Literary darwinism: textual selection
Whitfield J
Nature. 2006 Jan 26;439(7075):388-9

かつてのマルキシズム精神分析構造主義などがそうであったように、人間の行動分析に用いられるツールは全て文学批評のツールへと援用される運命にあるようだ。
Jonathan Gottschall は自分自身を文学的ダーウィニスト literary darwinist と呼び、「進化生物学の概念と経験的で量的な科学的な手法を用いて文学を研究するもの」と定義する。
20世紀中盤以降、文学批評とはもはや、何が正しい読みかを問う営みではなく、如何に読むかというテクニックへと変容した。しかしGottschallは近年の文学批評は無意味と似非科学の氾濫であると批判する。そして科学的な手法を用いることで、そのテクストが何を本当に言おうとしているか、を知ることが出来る、と考える。

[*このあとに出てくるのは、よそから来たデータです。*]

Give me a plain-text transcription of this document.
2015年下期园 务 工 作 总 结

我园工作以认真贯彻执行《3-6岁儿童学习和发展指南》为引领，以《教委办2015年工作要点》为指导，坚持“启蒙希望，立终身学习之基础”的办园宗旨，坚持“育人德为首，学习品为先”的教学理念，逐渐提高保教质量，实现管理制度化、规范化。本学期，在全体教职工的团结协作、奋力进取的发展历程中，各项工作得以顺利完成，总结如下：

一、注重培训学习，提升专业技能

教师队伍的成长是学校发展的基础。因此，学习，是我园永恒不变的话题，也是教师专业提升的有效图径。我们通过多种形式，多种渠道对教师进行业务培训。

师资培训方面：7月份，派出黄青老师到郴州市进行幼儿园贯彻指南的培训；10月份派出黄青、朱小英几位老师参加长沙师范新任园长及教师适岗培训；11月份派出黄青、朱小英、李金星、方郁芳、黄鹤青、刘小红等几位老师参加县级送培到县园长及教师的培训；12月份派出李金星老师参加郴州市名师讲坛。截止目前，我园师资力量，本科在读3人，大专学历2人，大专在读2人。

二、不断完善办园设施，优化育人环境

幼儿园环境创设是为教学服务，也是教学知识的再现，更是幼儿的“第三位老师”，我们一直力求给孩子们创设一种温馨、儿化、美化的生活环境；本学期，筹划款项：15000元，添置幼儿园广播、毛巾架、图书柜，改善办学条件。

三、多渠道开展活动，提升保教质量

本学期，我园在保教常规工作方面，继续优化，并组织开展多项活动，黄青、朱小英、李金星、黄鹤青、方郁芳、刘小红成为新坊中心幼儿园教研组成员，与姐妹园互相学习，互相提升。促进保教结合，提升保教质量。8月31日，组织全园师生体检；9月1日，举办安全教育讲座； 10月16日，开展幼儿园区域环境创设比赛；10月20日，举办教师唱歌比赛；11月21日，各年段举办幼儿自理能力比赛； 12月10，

暴力に溢れた叙事詩の世界は、希少な繁殖相手を巡り男たちが闘争を繰り広げ、首長だけが奴隷・繁殖相手としての女性にアクセス可能だった社会を反映している。ホメロス以降に書かれた全てのテクストも同様の分析が可能である。

 
Gottschall は世界各地の民話のデータベースを分析し、「勇敢なヒーローが美しい姫を救う物語」は(フェミニズム批評が言うような)西洋的家父長制に基づくものではないということを証明した。彼によれば世界中の大多数の民話は同様の性質を備えたものだという(Gottschall,J. & Willson, D.S. 編 『The Literary Animal: Evolution And The Nature Of Narrative (Rethinking Theory)』)。
「もし文学研究が検証可能で耐久性のある知識を創造するためには、そして、華麗なレトリックを用い膨大な知識を展開する者によって議論が終結に持ち込まれるのを防ぐためには、このようなアプローチが必要不可欠である」と Gottschall は主張する。
このあたりは、その方法論の是非を抜きにして、文学研究者にとっても耳の痛い話なのではないだろうか。しかし文学を人間の本性 human nature の資料として読む上では注意が必要である。
 
進化理論に関連してミームという概念が在る。リチャード・ドーキンスが『利己的な遺伝子 (科学選書)』"The Selfish Gene" の中で提唱したもので、遺伝子のように、文化も淘汰圧に晒されながら再生産を繰り替えすプロセスであるとする考え方だ。Nature 誌が意図したかしないかは別として、まさにタイトル(Textual Selection)にあるように、その時々の社会に受け入れられ再生産されたテクストだけがこの時代に残っているのである。この淘汰のプロセスを考えれば、ただ進化理論的に妥当なテクストだけが次世代へと受け継がれるはずはなく、その時代の倫理・規範による選択というものが当然、テクストの残存に影響を与えるはずである。この淘汰によって「そうあるべきである」(=テクストが倫理的・規範的である)が「そうである」(=テクストが残存する)に置き換わってしまうという、いわゆる自然主義の誤謬の逆プロセスが生じることに注意する必要がある。また遺伝子と同様、ミームも進化する可能性も考慮しなければならない。つまり残存するテクストは不偏のサンプルではなく、何らかの基準によって選択・改変されたものなのである。
 
進化心理学自体が再現性や反証可能性の面で疑問も少なくない段階で、それを文学批評に適用し科学主義を標榜するのは、ちと勇み足に過ぎるようだ。マルキシズム精神分析を用いた文学批評の轍を踏みかけているようにも思う。ただGottschallと共に『The Literary Animal: Evolution And The Nature Of Narrative (Rethinking Theory)』を編集した生物学者の D.S.Willson によれば、「文学研究者からは、進化概念への抵抗よりも量的手法に対する恐れが強い」という(笑)。
 
 
脳は美をいかに感じるか―ピカソやモネが見た世界 
 
 
 
 
 
 
おまけ
進化心理学が批評に援用可能なら、もちろん脳科学も負けちゃいない。茂木健一郎先生の一連の出版物は紹介するまでもありません。ただ、茂木先生は脳科学を真面目に批評に適用しているというよりは、叙情性に理知のスパイスを添えるのに脳科学が使われている程度ですね。小津安二郎への愛に溢れた評論などは、僕は嫌いではありません。その逆が高名な脳科学セミール・ゼキの『脳は美をいかに感じるか―ピカソやモネが見た世界』" Inner Vision: An Exploration of Art and the Brain "。はったりの利いたタイトルとは裏腹に、視覚処理過程に関しての丁寧な解説が多く、本当の意味での「美」と脳との関わりが扱われているわけではありません。もちろん美術評論としても興味深い記述は多いのですが、ある意味現在の脳科学の限界を見ることが出来る真摯な本でした。